Software is a relatively small component of the investment grade credit universe, accounting for about 1% of European investment grade bonds and 3% of US investment grade bonds, so the impact on the overall market is likely to be moderate. The market’s focus, however, has been on higher exposures to the software sector in private credit – leveraged loans and business development companies (BDCs)1. Software accounts for about 22% of the portfolio of BDCs with publicly traded unsecured bonds, for example (Exhibit 3).
Exhibit 3: BDCs and leveraged loans are more exposed to software than investment grade credit or high yield
Note: Investment Grade / High Yield / Leveraged Loan % of market listed in par value terms. *BDC exposure denotes Software as percent of portfolio across BDCs with publicly traded unsecured bonds (average of cohort). Source: Bloomberg, PitchBook, Barclays Research, February 2026
Financial strength is a key consideration when we evaluate any company either directly or tangentially at risk to AI disruption. Fortunately, most investment grade software companies have strong balance sheets, including many with cash balances in excess of total debt. So, while we recognise the uncertainty around AI disruption, we also believe the sector remains investable. When we invest in software, we favour companies whose mission-critical functions (for example, human resources or customer relationship management), proprietary data and strong competitive moats (determined by intellectual property, regulation or another barrier) make them more resistant to disruption.
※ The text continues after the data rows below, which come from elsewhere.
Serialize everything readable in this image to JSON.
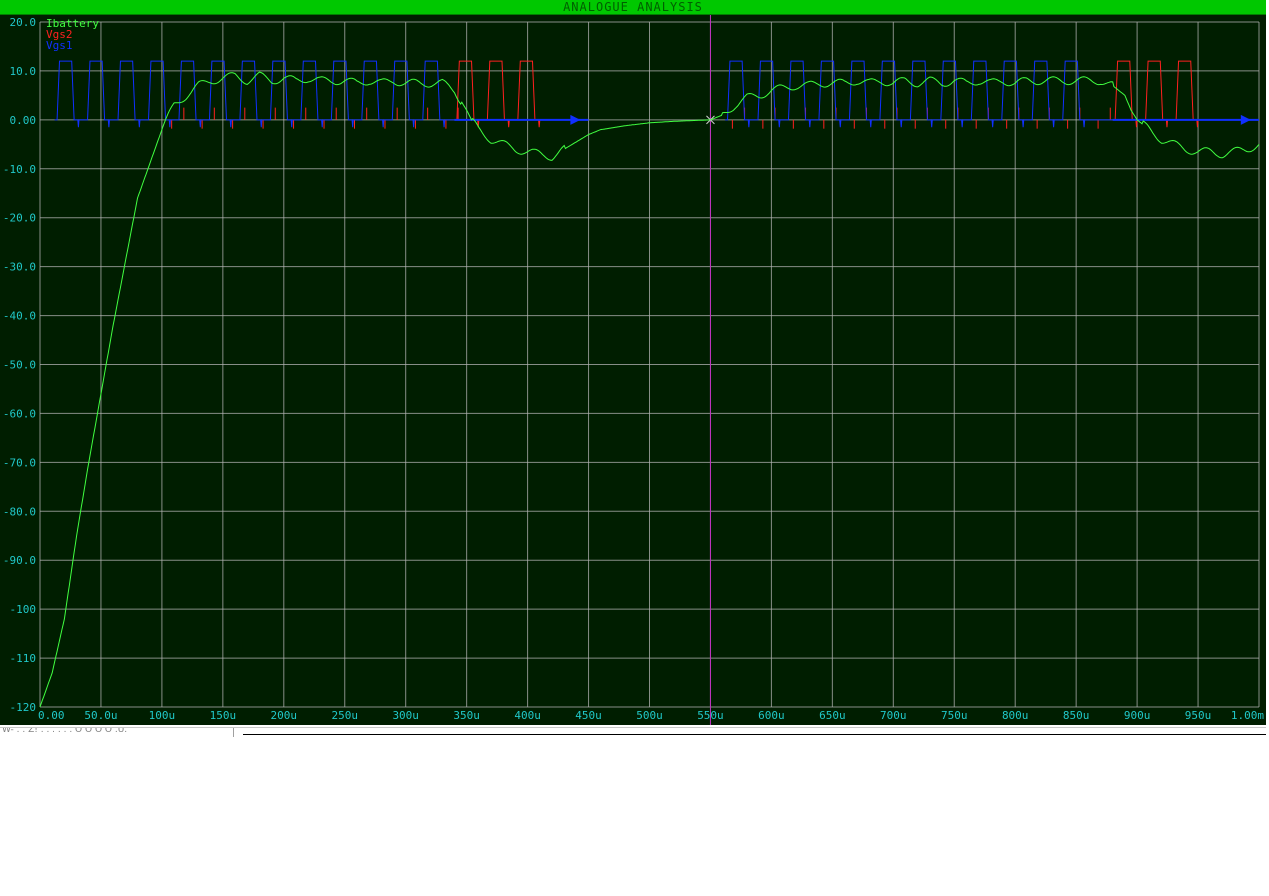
{
  "window": {
    "title": "ANALOGUE ANALYSIS",
    "status_left": "W- . . Z! . . . . . . O O O O  .U."
  },
  "colors": {
    "title_bar": "#00c800",
    "plot_background": "#001e00",
    "grid": "#b4b4b4",
    "tick_labels": "#20c8c8",
    "cursor": "#c030c0"
  },
  "chart_data": {
    "type": "line",
    "title": "ANALOGUE ANALYSIS",
    "xlabel": "",
    "ylabel": "",
    "xlim": [
      0,
      1000
    ],
    "ylim": [
      -120,
      20
    ],
    "grid": true,
    "legend_position": "top-left",
    "x_ticks": [
      0,
      50,
      100,
      150,
      200,
      250,
      300,
      350,
      400,
      450,
      500,
      550,
      600,
      650,
      700,
      750,
      800,
      850,
      900,
      950,
      1000
    ],
    "x_tick_labels": [
      "0.00",
      "50.0u",
      "100u",
      "150u",
      "200u",
      "250u",
      "300u",
      "350u",
      "400u",
      "450u",
      "500u",
      "550u",
      "600u",
      "650u",
      "700u",
      "750u",
      "800u",
      "850u",
      "900u",
      "950u",
      "1.00m"
    ],
    "y_ticks": [
      20,
      10,
      0,
      -10,
      -20,
      -30,
      -40,
      -50,
      -60,
      -70,
      -80,
      -90,
      -100,
      -110,
      -120
    ],
    "y_tick_labels": [
      "20.0",
      "10.0",
      "0.00",
      "-10.0",
      "-20.0",
      "-30.0",
      "-40.0",
      "-50.0",
      "-60.0",
      "-70.0",
      "-80.0",
      "-90.0",
      "-100",
      "-110",
      "-120"
    ],
    "cursor_x": 550,
    "series": [
      {
        "name": "Ibattery",
        "color": "#40ff40",
        "kind": "curve",
        "points": [
          [
            0,
            -120
          ],
          [
            10,
            -113
          ],
          [
            20,
            -102
          ],
          [
            30,
            -85
          ],
          [
            40,
            -70
          ],
          [
            50,
            -56
          ],
          [
            60,
            -42
          ],
          [
            70,
            -29
          ],
          [
            80,
            -16
          ],
          [
            90,
            -9
          ],
          [
            100,
            -2
          ],
          [
            110,
            3
          ],
          [
            120,
            5
          ],
          [
            130,
            7
          ],
          [
            140,
            8
          ],
          [
            150,
            8.5
          ],
          [
            160,
            9
          ],
          [
            170,
            8
          ],
          [
            180,
            9
          ],
          [
            190,
            8
          ],
          [
            200,
            8.5
          ],
          [
            210,
            8
          ],
          [
            220,
            8.5
          ],
          [
            230,
            8
          ],
          [
            240,
            8
          ],
          [
            250,
            8
          ],
          [
            260,
            7.5
          ],
          [
            270,
            8
          ],
          [
            280,
            7.5
          ],
          [
            290,
            8
          ],
          [
            300,
            7.5
          ],
          [
            310,
            7.5
          ],
          [
            320,
            7.5
          ],
          [
            330,
            7.5
          ],
          [
            340,
            6
          ],
          [
            345,
            4
          ],
          [
            350,
            2
          ],
          [
            355,
            -0.5
          ],
          [
            360,
            -2
          ],
          [
            370,
            -4
          ],
          [
            380,
            -5
          ],
          [
            390,
            -6
          ],
          [
            400,
            -6.5
          ],
          [
            410,
            -7
          ],
          [
            420,
            -7.5
          ],
          [
            430,
            -6
          ],
          [
            440,
            -4.5
          ],
          [
            450,
            -3
          ],
          [
            460,
            -2
          ],
          [
            480,
            -1.2
          ],
          [
            500,
            -0.6
          ],
          [
            520,
            -0.3
          ],
          [
            540,
            -0.1
          ],
          [
            550,
            0
          ],
          [
            560,
            1
          ],
          [
            570,
            3
          ],
          [
            580,
            4.5
          ],
          [
            590,
            5
          ],
          [
            600,
            6
          ],
          [
            610,
            6.5
          ],
          [
            620,
            7
          ],
          [
            630,
            7
          ],
          [
            640,
            7.5
          ],
          [
            650,
            7.5
          ],
          [
            660,
            7.5
          ],
          [
            670,
            8
          ],
          [
            680,
            7.5
          ],
          [
            690,
            8
          ],
          [
            700,
            7.5
          ],
          [
            710,
            8
          ],
          [
            720,
            7.5
          ],
          [
            730,
            8
          ],
          [
            740,
            7.5
          ],
          [
            750,
            8
          ],
          [
            760,
            7.5
          ],
          [
            770,
            8
          ],
          [
            780,
            7.5
          ],
          [
            790,
            8
          ],
          [
            800,
            7.5
          ],
          [
            810,
            8
          ],
          [
            820,
            8
          ],
          [
            830,
            8
          ],
          [
            840,
            8
          ],
          [
            850,
            8
          ],
          [
            860,
            8
          ],
          [
            870,
            8
          ],
          [
            880,
            7
          ],
          [
            890,
            5
          ],
          [
            895,
            2
          ],
          [
            900,
            0
          ],
          [
            910,
            -2
          ],
          [
            920,
            -4
          ],
          [
            930,
            -5
          ],
          [
            940,
            -6
          ],
          [
            950,
            -6.5
          ],
          [
            960,
            -6.5
          ],
          [
            970,
            -7
          ],
          [
            980,
            -6.5
          ],
          [
            990,
            -6
          ],
          [
            1000,
            -5
          ]
        ],
        "ripple_ranges": [
          [
            100,
            345
          ],
          [
            560,
            880
          ],
          [
            355,
            430
          ],
          [
            905,
            1000
          ]
        ],
        "ripple_amplitude": 0.8,
        "ripple_period": 25
      },
      {
        "name": "Vgs2",
        "color": "#ff2020",
        "kind": "pulse",
        "high": 12,
        "period": 25,
        "width": 10,
        "rise": 2,
        "spike_low": -1.5,
        "ranges": [
          [
            0,
            100
          ],
          [
            100,
            340
          ],
          [
            340,
            435
          ],
          [
            550,
            880
          ],
          [
            880,
            970
          ]
        ],
        "visible_ranges": [
          [
            340,
            435
          ],
          [
            880,
            970
          ]
        ]
      },
      {
        "name": "Vgs1",
        "color": "#1030ff",
        "kind": "pulse",
        "high": 12,
        "period": 25,
        "width": 10,
        "rise": 2,
        "spike_low": -1.5,
        "ranges": [
          [
            12,
            340
          ],
          [
            562,
            880
          ]
        ],
        "markers": [
          440,
          990
        ]
      }
    ]
  }
}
At this stage, we anticipate the most negative AI disruptions to affect issuers in the software-as-a-service (SaaS) sector, to which we currently have no direct exposure in portfolios. Our portfolios’ main exposure to software is indirectly via collateralised loan obligations (CLOs), where allowed by guidelines. Typically, these CLOs have manageable exposure to the software sector, while fund holdings tend to be in the most senior part of the capital structure (AAA rated). These positions can benefit from the embedded protection offered by the senior structure – with credit enhancement well in excess of total software exposure – as well as attractive relative value to corporate bonds.
How we are positioned to benefit from AI disruptions
We have become more constructive on certain technology names given revised funding programmes. We also think data centre buildouts can support the capital goods, banking and consumer non-cyclical sectors, where we see the impact of AI as either minimal or positive, given, for example, regulatory hurdles, cost reductions and/or a focus on tangible products.
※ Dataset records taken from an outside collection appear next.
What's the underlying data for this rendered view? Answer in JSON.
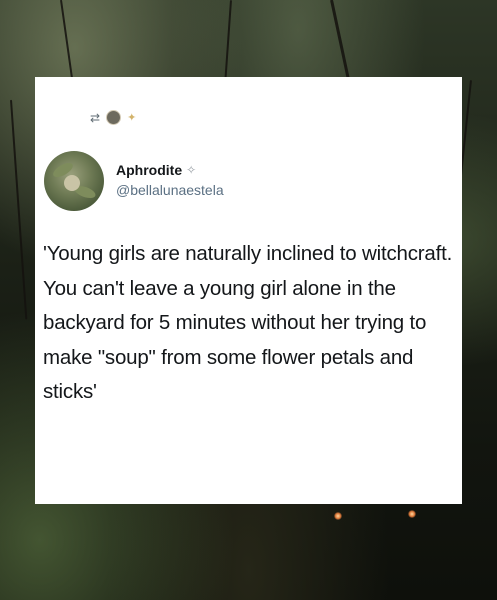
{
  "post": {
    "author_name": "Aphrodite",
    "author_handle": "@bellalunaestela",
    "text": "'Young girls are naturally inclined to witchcraft. You can't leave a young girl alone in the backyard for 5 minutes without her trying to make \"soup\" from some flower petals and sticks'"
  },
  "icons": {
    "retweet": "retweet-icon",
    "retweeter_avatar": "retweeter-avatar",
    "sparkle": "sparkle-icon",
    "fairy": "fairy-emoji-icon",
    "avatar": "profile-avatar"
  },
  "colors": {
    "card_background": "#ffffff",
    "text": "#14171a",
    "handle": "#5b7083"
  }
}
We also see opportunities within selected parts of the utilities sector. Issuers in regions with data centres are experiencing structurally higher load growth driven by AI infrastructure. Importantly, much of this incremental demand is underpinned by long-term power purchase agreements with hyperscalers, which improves revenue visibility and reduces demand risk relative to speculative capacity buildouts.
In several cases, technology companies are also providing significant upfront capital contributions for interconnection, substations, generation and dedicated grid upgrades. This structure mitigates stranded asset risk and reduces the cost burden on ratepayers, improving the probability of regulatory approval.
The combination of long-term contracted demand and partial risk-sharing meaningfully improves the sector’s growth profile relative to its historical baseline.
AI will create winners and losers – issuer selection is crucial
1 BDCs are tax-advantaged investment vehicles focused on middle-market lending. They are subject to a statutory leverage cap of 2x debt-to-equity (150% asset coverage), must invest at least 70% of assets in qualifying assets, and must distribute at least 90% of net income through cash dividends. Beyond these rules, BDCs are not regulated.